So, you’re looking to purchase your first home….Congratulations! This is a very exciting time!
While going to open houses and researching neighborhood data are equally important, making a financially sound purchase is vital. Here are a few things to keep in mind as you go through the process.
How Do You Know If You’re Financially Ready To Be A Homeowner?
Before you buy a home, pay off all consumer debt – credit cards, car notes, student loans, etc. – and have a fully funded emergency fund (3-6 months worth of expenses). Owning a home can be expensive, and you want to be in the driver seat, directing where your money goes rather than owing someone else.
How Much Can You Afford?
Let’s start by considering a price limit. Unless you have the cash to purchase the home outright, you’ll be taking out a mortgage. Lenders will look at your income and expenses to determine whether you qualify for the loan you’re requesting. Some lenders will approve you for a higher mortgage loan than what you can reasonably afford. Remember that they’re looking to make money, which is not necessarily in your best interest.
Mortgage lenders look at two general ratios: housing expense and total debt. For the housing expense ratio, they’ll look at your total housing costs (including mortgage, insurance, property taxes, private mortgage insurance (PMI), and homeowners association (HOA) fees) and compare those to your gross monthly income. As a general rule, this ratio should not exceed 28%. Banks look more favorably on the loan amount if it is 28% or lower.
Next is the debt ratio. This ratio shows the percentage of your income necessary to cover your monthly debts and housing costs. This debt includes any student loans, installment loans, and older credit balances, all of which are added to your basic housing costs and divided by your gross income. This ratio should not exceed 36%.
While banks will approve you for a 28% housing expense ratio and 36% debt ratio, we suggest you’re debt free and that your total monthly housing costs are 25% or less of your monthly take-home pay. Try this free mortgage calculator to get an estimate of the monthly payment you can comfortably afford.
Additionally, you may need to make a down payment on your purchase. Generally, if you’re able to put down 20% or more, you’ll receive a lower interest rate and avoid having to pay private mortgage insurance (PMI). PMI is insurance that protects your lender (not you) if you fail to make payments, so avoid this if you can.

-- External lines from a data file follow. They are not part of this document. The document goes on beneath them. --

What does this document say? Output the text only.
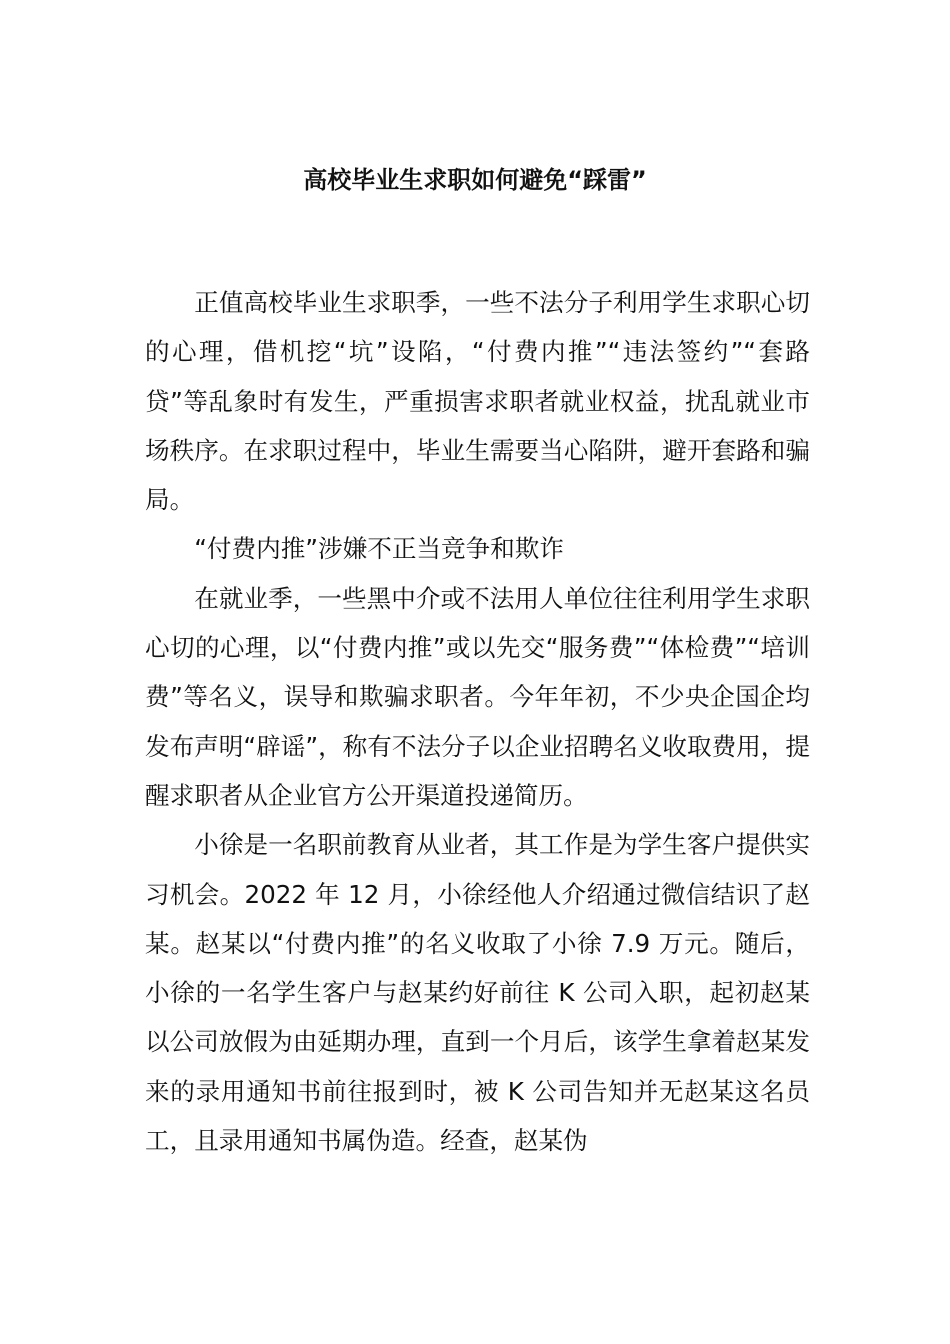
高校毕业生求职如何避免“踩雷”

正值高校毕业生求职季，一些不法分子利用学生求职心切的心理，借机挖“坑”设陷，“付费内推”“违法签约”“套路贷”等乱象时有发生，严重损害求职者就业权益，扰乱就业市场秩序。在求职过程中，毕业生需要当心陷阱，避开套路和骗局。

“付费内推”涉嫌不正当竞争和欺诈

在就业季，一些黑中介或不法用人单位往往利用学生求职心切的心理，以“付费内推”或以先交“服务费”“体检费”“培训费”等名义，误导和欺骗求职者。今年年初，不少央企国企均发布声明“辟谣”，称有不法分子以企业招聘名义收取费用，提醒求职者从企业官方公开渠道投递简历。

小徐是一名职前教育从业者，其工作是为学生客户提供实习机会。2022 年 12 月，小徐经他人介绍通过微信结识了赵某。赵某以“付费内推”的名义收取了小徐 7.9 万元。随后，小徐的一名学生客户与赵某约好前往 K 公司入职，起初赵某以公司放假为由延期办理，直到一个月后，该学生拿着赵某发来的录用通知书前往报到时，被 K 公司告知并无赵某这名员工，且录用通知书属伪造。经查，赵某伪
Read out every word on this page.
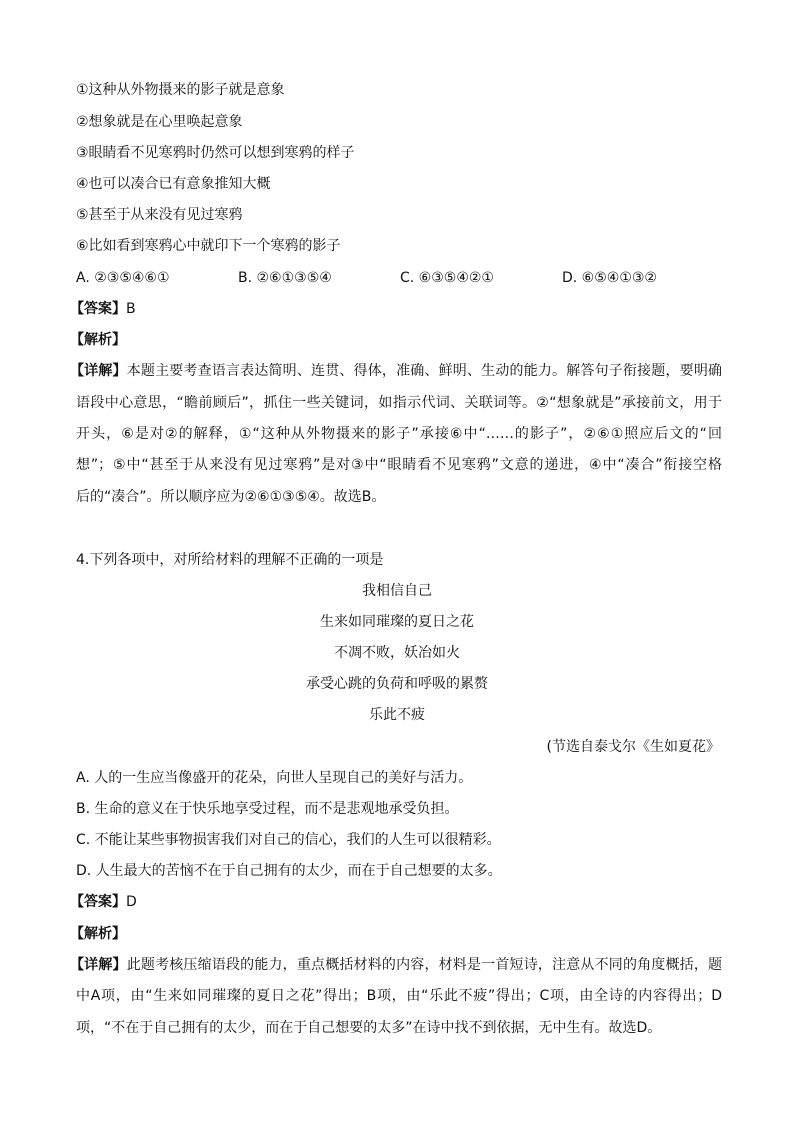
①这种从外物摄来的影子就是意象
②想象就是在心里唤起意象
③眼睛看不见寒鸦时仍然可以想到寒鸦的样子
④也可以凑合已有意象推知大概
⑤甚至于从来没有见过寒鸦
⑥比如看到寒鸦心中就印下一个寒鸦的影子
A. ②③⑤④⑥①	B. ②⑥①③⑤④	C. ⑥③⑤④②①	D. ⑥⑤④①③②
【答案】B
【解析】
【详解】本题主要考查语言表达简明、连贯、得体，准确、鲜明、生动的能力。解答句子衔接题，要明确
语段中心意思，“瞻前顾后”，抓住一些关键词，如指示代词、关联词等。②“想象就是”承接前文，用于
开头，⑥是对②的解释，①“这种从外物摄来的影子”承接⑥中“……的影子”，②⑥①照应后文的“回
想”；⑤中“甚至于从来没有见过寒鸦”是对③中“眼睛看不见寒鸦”文意的递进，④中“凑合”衔接空格
后的“凑合”。所以顺序应为②⑥①③⑤④。故选B。
4.下列各项中，对所给材料的理解不正确的一项是
我相信自己
生来如同璀璨的夏日之花
不凋不败，妖冶如火
承受心跳的负荷和呼吸的累赘
乐此不疲
(节选自泰戈尔《生如夏花》
A. 人的一生应当像盛开的花朵，向世人呈现自己的美好与活力。
B. 生命的意义在于快乐地享受过程，而不是悲观地承受负担。
C. 不能让某些事物损害我们对自己的信心，我们的人生可以很精彩。
D. 人生最大的苦恼不在于自己拥有的太少，而在于自己想要的太多。
【答案】D
【解析】
【详解】此题考核压缩语段的能力，重点概括材料的内容，材料是一首短诗，注意从不同的角度概括，题
中A项，由“生来如同璀璨的夏日之花”得出；B项，由“乐此不疲”得出；C项，由全诗的内容得出；D
项，“不在于自己拥有的太少，而在于自己想要的太多”在诗中找不到依据，无中生有。故选D。
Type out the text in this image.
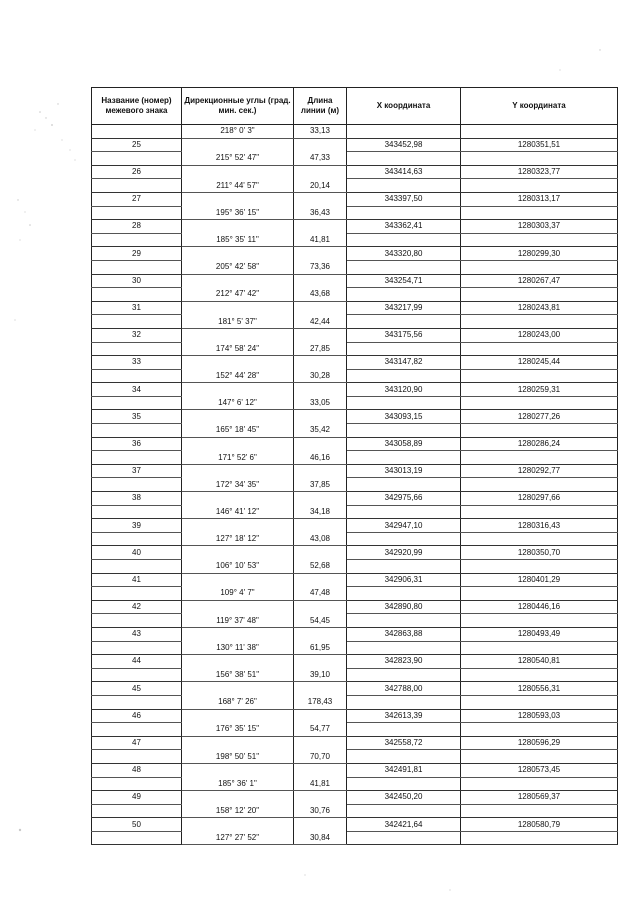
Название (номер) межевого знака	Дирекционные углы (град. мин. сек.)	Длина линии (м)	X координата	Y координата
	218° 0' 3"	33,13		
25			343452,98	1280351,51
	215° 52' 47"	47,33		
26			343414,63	1280323,77
	211° 44' 57"	20,14		
27			343397,50	1280313,17
	195° 36' 15"	36,43		
28			343362,41	1280303,37
	185° 35' 11"	41,81		
29			343320,80	1280299,30
	205° 42' 58"	73,36		
30			343254,71	1280267,47
	212° 47' 42"	43,68		
31			343217,99	1280243,81
	181° 5' 37"	42,44		
32			343175,56	1280243,00
	174° 58' 24"	27,85		
33			343147,82	1280245,44
	152° 44' 28"	30,28		
34			343120,90	1280259,31
	147° 6' 12"	33,05		
35			343093,15	1280277,26
	165° 18' 45"	35,42		
36			343058,89	1280286,24
	171° 52' 6"	46,16		
37			343013,19	1280292,77
	172° 34' 35"	37,85		
38			342975,66	1280297,66
	146° 41' 12"	34,18		
39			342947,10	1280316,43
	127° 18' 12"	43,08		
40			342920,99	1280350,70
	106° 10' 53"	52,68		
41			342906,31	1280401,29
	109° 4' 7"	47,48		
42			342890,80	1280446,16
	119° 37' 48"	54,45		
43			342863,88	1280493,49
	130° 11' 38"	61,95		
44			342823,90	1280540,81
	156° 38' 51"	39,10		
45			342788,00	1280556,31
	168° 7' 26"	178,43		
46			342613,39	1280593,03
	176° 35' 15"	54,77		
47			342558,72	1280596,29
	198° 50' 51"	70,70		
48			342491,81	1280573,45
	185° 36' 1"	41,81		
49			342450,20	1280569,37
	158° 12' 20"	30,76		
50			342421,64	1280580,79
	127° 27' 52"	30,84		
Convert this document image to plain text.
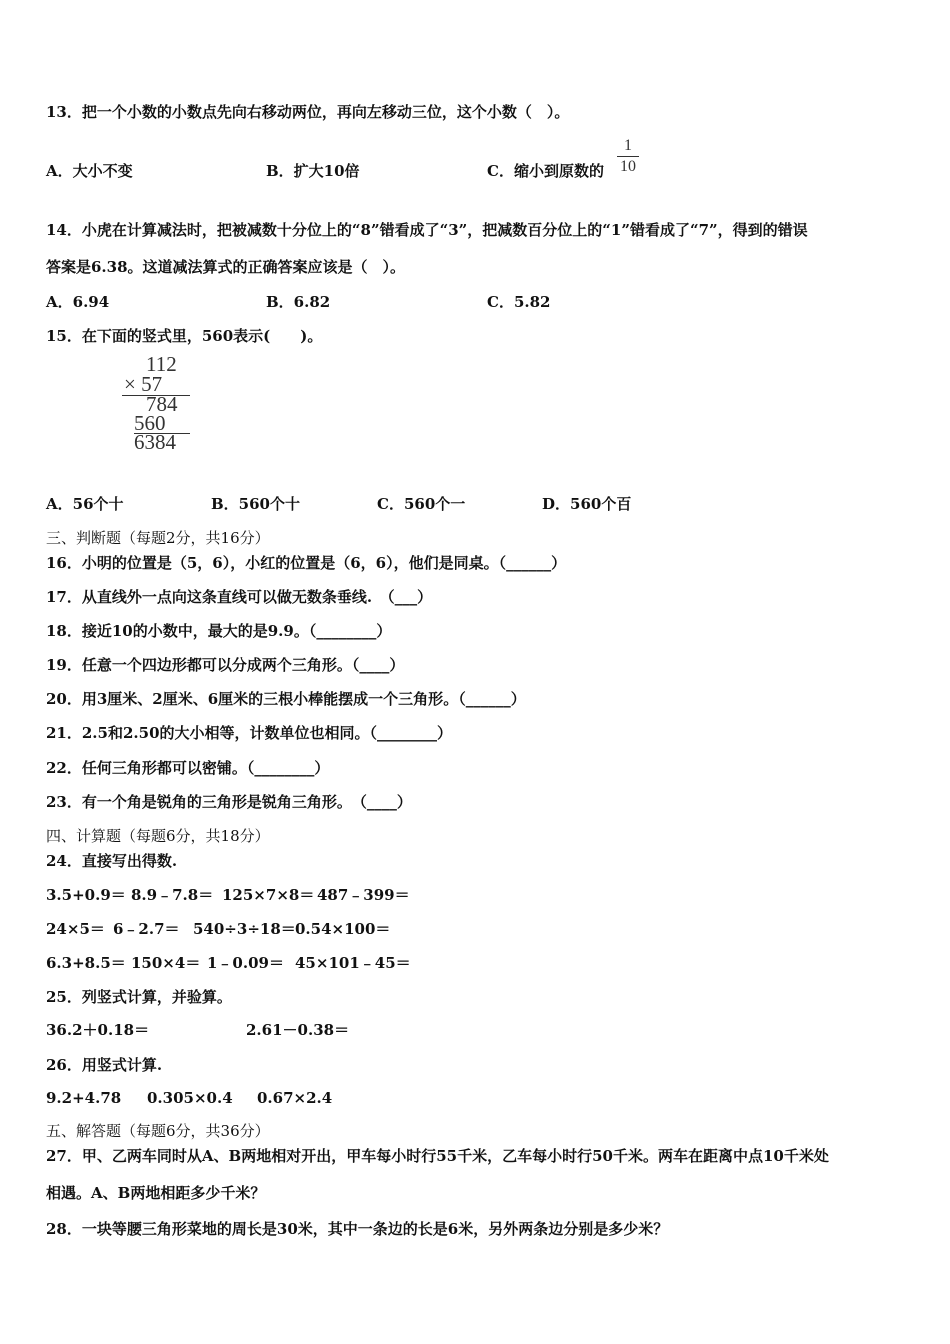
13．把一个小数的小数点先向右移动两位，再向左移动三位，这个小数（　）。
A．大小不变	B．扩大10倍	C．缩小到原数的
1
10
14．小虎在计算减法时，把被减数十分位上的“8”错看成了“3”，把减数百分位上的“1”错看成了“7”，得到的错误
答案是6.38。这道减法算式的正确答案应该是（　）。
A．6.94	B．6.82	C．5.82
15．在下面的竖式里，560表示(　　)。
112
× 57
784
560
6384
A．56个十	B．560个十	C．560个一	D．560个百
三、判断题（每题2分，共16分）
16．小明的位置是（5，6），小红的位置是（6，6），他们是同桌。（______）
17．从直线外一点向这条直线可以做无数条垂线.　（___）
18．接近10的小数中，最大的是9.9。（________）
19．任意一个四边形都可以分成两个三角形。（____）
20．用3厘米、2厘米、6厘米的三根小棒能摆成一个三角形。（______）
21．2.5和2.50的大小相等，计数单位也相同。（________）
22．任何三角形都可以密铺。（________）
23．有一个角是锐角的三角形是锐角三角形。　（____）
四、计算题（每题6分，共18分）
24．直接写出得数.
3.5+0.9＝ 8.9﹣7.8＝ 125×7×8＝ 487﹣399＝
24×5＝ 6﹣2.7＝ 540÷3÷18＝ 0.54×100＝
6.3+8.5＝ 150×4＝ 1﹣0.09＝ 45×101﹣45＝
25．列竖式计算，并验算。
36.2＋0.18＝	2.61－0.38＝
26．用竖式计算.
9.2+4.78 0.305×0.4 0.67×2.4
五、解答题（每题6分，共36分）
27．甲、乙两车同时从A、B两地相对开出，甲车每小时行55千米，乙车每小时行50千米。两车在距离中点10千米处
相遇。A、B两地相距多少千米？
28．一块等腰三角形菜地的周长是30米，其中一条边的长是6米，另外两条边分别是多少米？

If 20% down is too high as a first-time home buyer, a smaller down payment of 5-15% is okay, too. No matter how much your down payment is, make sure your monthly note is no more than 25% of your take-home pay.
You also have to budget for closing costs. There’s a home inspection fee, application fees, an appraisal fee, a survey, title, title insurance, and attorney fees, among many others. All these can total anywhere from 3% to 8% of the purchase price.
Finally, don’t overlook the costs of owning a home. In addition to your mortgage payments, you’ll pay for utilities, repairs, insurance, landscaping, trash removal, repairs, appliance replacement, and — get ready for it — repairs. This is why it’s crucial to have a fully funded emergency fund BEFORE buying a home.
Choosing a Mortgage
If possible, we recommend a 15-year fixed conventional mortgage. These typically have higher monthly payments than 30-year mortgages, but you’ll pay off your home in half the time. You’ll end up saving thousands of dollars in interest over time. Having a fixed interest rate means you always know what to expect. Even if you choose a 30-year mortgage, making one extra payment towards the principal each year will reduce your mortgage term by 7 years and save you thousands in interest.
No matter what, avoid adjustable-rate mortgages (ARMs), as your lender can raise your interest rate (thereby increasing your mortgage payment). Just say no!
Choosing a Lender
Talk to several lenders and compare interest rates, fees, and customer service to find one who is the best fit for you.
Get Pre-approved Before House Hunting
Getting pre-approved means your lender has verified your financial information and given you a letter saying how much you can borrow. Preapproval means you’re serious about buying, and it will make your offer more competitive in a tight housing market.
Looking For Your First Home
Most importantly, know yourself! Really consider what you need versus what you want in your first home. You may not be able to buy your “dream home” immediately, and that’s okay. What things are you willing to sacrifice, and what is non-negotiable for you? If you find some of your needs put you at a higher price point, take more time to save for your down payment.
Find a solid real estate agent you trust who can guide you through the home-buying process.
Sharing up to 5 things your house must have (i.e., within a certain mile radius of your job, number of bedrooms and bathrooms, etc.) with your realtor will help you narrow down your search.
Finally, just because you can afford a house’s selling price doesn’t mean that is what it’s worth. It’s important to survey the values of nearby homes, especially those with similar layouts. The more informed you are as a purchaser, the more financially sound your decision will be.
Your first home is likely one of the biggest purchases you’ll ever make. Take your time to do things right, and enjoy the process! You can do it!